Cronograma da transição
- 2026 — Fase teste: NFS-e passa a informar CBS (0,9%) e IBS (0,1%) com caráter exclusivamente informativo, sem impacto no valor da operação.
- 2027 — Início da cobrança: CBS passa a ser efetivamente cobrada; PIS e COFINS são extintos.
- 2029–2032: ISS e ICMS são reduzidos progressivamente em 10% ao ano enquanto o IBS sobe na mesma proporção.
- 2033: extinção total de ISS, ICMS, PIS e COFINS — só IBS e CBS.
O que aparece na NFS-e em 2026
O leiaute do padrão nacional da NFS-e foi atualizado para incluir os novos campos.
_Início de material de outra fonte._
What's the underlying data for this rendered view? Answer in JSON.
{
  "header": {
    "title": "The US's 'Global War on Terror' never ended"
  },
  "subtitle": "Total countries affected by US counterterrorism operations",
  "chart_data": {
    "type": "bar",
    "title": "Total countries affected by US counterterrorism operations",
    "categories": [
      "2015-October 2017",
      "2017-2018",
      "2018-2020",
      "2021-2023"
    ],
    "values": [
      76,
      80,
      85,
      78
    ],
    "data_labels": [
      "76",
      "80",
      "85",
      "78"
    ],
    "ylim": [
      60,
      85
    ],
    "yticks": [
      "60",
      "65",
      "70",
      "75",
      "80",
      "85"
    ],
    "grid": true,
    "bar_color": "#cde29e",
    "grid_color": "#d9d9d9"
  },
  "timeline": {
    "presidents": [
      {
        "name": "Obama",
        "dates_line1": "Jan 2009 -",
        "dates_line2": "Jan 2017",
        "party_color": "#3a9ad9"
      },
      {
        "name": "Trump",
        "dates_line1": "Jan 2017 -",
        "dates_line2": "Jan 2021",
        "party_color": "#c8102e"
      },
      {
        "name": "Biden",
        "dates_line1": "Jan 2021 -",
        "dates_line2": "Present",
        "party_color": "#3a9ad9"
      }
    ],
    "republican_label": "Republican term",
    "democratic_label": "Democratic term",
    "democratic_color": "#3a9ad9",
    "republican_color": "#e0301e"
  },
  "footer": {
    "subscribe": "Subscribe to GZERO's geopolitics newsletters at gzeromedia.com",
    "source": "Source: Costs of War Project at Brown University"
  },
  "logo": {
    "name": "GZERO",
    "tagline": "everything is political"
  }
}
Em 2026, a nota mostra:
- O ISS calculado normalmente (alíquota cheia do município);
- O CBS à alíquota teste de 0,9%;
- O IBS à alíquota teste de 0,1%;
- Os valores de CBS e IBS não somam no total da nota — são apenas demonstrativos.
Na prática, em 2026 o contribuinte não paga mais por causa da reforma — mas precisa demonstrar capacidade técnica de operar no novo modelo.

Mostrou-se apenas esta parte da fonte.